25, Aug, 2016

Marine Mining re-applications because government is changing law to exclude minerals and mine wastes from “dumping”

Category: ECO Inc

Renewed applications for seabed mining, by TransTasman Resources and another pending from Chatham Rise Resources, probably reflect environmentally harmful changes to the law that the Government is proposing to pass soon, says the Environment and Conservation Organisations’ policy Vice-chair Cath Wallace.

“Marine mining activity waste – from exploration, mining and processing – would be explicitly excluded from the definition in law of dumping.   This would happen if amendments before Parliament are passed.  We think this is one strong reason why mining companies are reapplying for minerals licences that have already been refused by the EPA, says Wallace.

“This is a blatant case of the government changing the law to suit the mining industry at the expense of the environment.  It is inexcusable for the Government to propose such a change, one of several that will make it much harder to protect the marine environment,” says Wallace.

“We have asked the Minister for the Environment and the Select Committee to remove this provision from the Resource Legislation Amendment Bill.  It is a huge Bill, with lots of changes to law including many changes to the Exclusive Economic Zone and Continental Shelf Act (EEZ&CA).   We have not heard back yet.  The changes to the EEZ &CS Act and to definitions are numerous and would be damaging if passed, says Wallace.

“Definition changes, if passed, would allow major damage from smothering and poisoning from dumping wastes.  It is designed to help those who dump mining wastes at sea.   The exclusion of mineral industry wastes from the definition of marine dumping is explicit and unreasonable.  We hope the Local Government and Environment Select Committee will strike it out.

Other changes are also very much designed to allow projects through more easily.  The same Bill would remove the decision process from the independent Decision Making Committees appointed by the EPA, and replace them with a Board appointed by the Minister – who can then stack the Board with politically favourable appointments who are more likely to approve environmentally damaging projects.

We hope that the Select Committee turns down these proposed changes.

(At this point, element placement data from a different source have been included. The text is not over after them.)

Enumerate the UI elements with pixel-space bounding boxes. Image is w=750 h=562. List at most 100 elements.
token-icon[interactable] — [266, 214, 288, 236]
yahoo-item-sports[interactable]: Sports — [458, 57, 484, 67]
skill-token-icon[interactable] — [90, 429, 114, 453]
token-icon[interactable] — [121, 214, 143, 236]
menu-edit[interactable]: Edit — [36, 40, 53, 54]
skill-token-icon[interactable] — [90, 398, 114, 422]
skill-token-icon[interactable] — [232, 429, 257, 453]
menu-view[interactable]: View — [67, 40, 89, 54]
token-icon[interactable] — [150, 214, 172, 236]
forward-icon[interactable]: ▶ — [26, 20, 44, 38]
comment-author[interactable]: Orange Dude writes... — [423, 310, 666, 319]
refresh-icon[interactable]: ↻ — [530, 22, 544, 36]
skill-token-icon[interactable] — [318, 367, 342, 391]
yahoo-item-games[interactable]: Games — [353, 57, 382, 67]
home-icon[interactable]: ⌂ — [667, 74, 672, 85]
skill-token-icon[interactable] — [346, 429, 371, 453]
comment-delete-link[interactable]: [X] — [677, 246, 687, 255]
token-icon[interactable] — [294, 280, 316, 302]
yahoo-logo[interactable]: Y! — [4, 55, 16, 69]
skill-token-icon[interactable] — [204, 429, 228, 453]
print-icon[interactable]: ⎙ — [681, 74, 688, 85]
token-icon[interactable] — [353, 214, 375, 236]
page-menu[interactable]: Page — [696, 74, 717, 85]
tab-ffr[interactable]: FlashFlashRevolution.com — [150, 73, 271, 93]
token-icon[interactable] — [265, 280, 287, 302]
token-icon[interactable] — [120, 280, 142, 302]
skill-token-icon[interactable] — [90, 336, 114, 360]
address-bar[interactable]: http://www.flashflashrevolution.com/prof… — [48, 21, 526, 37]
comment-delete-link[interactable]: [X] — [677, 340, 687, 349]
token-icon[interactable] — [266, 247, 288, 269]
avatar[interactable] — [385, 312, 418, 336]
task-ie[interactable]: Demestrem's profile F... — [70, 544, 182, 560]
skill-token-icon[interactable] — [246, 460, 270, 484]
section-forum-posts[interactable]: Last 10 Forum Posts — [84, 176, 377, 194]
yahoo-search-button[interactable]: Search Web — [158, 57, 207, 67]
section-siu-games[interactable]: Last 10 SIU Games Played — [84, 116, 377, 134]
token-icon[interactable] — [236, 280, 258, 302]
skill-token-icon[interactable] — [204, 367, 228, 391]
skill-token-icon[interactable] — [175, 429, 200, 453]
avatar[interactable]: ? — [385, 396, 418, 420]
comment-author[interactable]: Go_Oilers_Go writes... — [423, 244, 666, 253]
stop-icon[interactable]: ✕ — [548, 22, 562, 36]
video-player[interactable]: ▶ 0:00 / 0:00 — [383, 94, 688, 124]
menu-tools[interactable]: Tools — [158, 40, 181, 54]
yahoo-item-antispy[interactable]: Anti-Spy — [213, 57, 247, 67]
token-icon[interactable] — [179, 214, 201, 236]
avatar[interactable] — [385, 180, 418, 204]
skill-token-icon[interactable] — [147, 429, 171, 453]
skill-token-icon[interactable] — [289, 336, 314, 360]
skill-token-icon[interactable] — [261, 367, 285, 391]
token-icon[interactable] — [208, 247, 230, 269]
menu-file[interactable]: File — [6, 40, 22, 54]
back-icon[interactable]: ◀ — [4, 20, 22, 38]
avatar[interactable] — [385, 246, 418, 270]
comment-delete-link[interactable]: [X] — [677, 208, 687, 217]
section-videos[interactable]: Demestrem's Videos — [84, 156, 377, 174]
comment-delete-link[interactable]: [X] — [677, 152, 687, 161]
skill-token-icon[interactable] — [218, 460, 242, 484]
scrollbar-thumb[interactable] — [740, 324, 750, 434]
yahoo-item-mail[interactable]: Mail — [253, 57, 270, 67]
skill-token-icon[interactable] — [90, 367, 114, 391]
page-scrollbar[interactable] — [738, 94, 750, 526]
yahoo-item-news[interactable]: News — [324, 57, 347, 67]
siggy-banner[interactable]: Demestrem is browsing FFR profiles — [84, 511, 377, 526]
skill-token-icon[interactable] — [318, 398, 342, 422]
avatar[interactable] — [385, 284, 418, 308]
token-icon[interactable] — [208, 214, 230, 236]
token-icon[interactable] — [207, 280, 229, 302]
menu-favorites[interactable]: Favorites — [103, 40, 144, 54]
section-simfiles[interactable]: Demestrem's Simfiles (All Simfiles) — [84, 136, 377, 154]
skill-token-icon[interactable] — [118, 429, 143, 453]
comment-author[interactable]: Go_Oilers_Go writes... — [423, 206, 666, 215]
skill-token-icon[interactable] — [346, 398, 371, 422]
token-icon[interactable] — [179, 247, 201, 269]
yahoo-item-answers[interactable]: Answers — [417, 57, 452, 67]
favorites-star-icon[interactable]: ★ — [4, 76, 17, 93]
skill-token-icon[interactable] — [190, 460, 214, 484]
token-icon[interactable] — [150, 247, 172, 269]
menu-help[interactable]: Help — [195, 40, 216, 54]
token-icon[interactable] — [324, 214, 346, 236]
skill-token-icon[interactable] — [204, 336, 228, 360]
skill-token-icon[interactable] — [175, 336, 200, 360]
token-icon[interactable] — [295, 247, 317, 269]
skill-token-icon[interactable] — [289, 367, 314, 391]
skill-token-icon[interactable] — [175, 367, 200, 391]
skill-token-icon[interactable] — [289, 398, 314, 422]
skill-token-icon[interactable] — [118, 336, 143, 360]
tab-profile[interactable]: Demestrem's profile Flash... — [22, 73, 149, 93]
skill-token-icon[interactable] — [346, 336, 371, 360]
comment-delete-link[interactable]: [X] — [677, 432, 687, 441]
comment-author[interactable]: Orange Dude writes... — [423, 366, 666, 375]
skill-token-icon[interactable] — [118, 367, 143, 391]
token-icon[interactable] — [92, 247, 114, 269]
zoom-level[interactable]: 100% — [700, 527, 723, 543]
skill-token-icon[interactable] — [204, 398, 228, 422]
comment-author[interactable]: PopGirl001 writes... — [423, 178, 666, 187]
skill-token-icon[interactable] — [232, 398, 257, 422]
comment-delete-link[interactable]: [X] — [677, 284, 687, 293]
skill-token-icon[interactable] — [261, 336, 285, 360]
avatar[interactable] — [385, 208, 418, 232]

New Section 4.1.b presents a range of exclusions from the definition of dumping. The scope of these is wider than previously.

4.b.i excludes from the definition of dumping the disposal into the sea of water or other matter that is incidental to or derived from the normal operations of ships, aircraft, structures at sea and their equipment, unless these are waste disposal craft;

4.1.b.ii excludes from “dumping” placement of matter for reasons other than mere “disposal” unless the placement is contrary to the aims of the 1996 London Convention. 

4.1.b.iii excludes from “dumping” the abandonment of matter in the sea which is put there for reasons other than disposal.  Thus we can anticipate that much matter will be abandoned at sea for an array of reasons other than disposal such as to decorate, commemorate or otherwise enhance the seabed.  As above, we consider that text is needed to require decommissioning and removal at the end of life of such projects.

4.1.c  Widens the scope of exceptions from “dumping” via new  S 4.1 (c) to EXCLUDE “the disposal or storage of waste or other matter arising directly from, or related to, exploration, exploitation, and associated offshore processing of seabed minerals resources.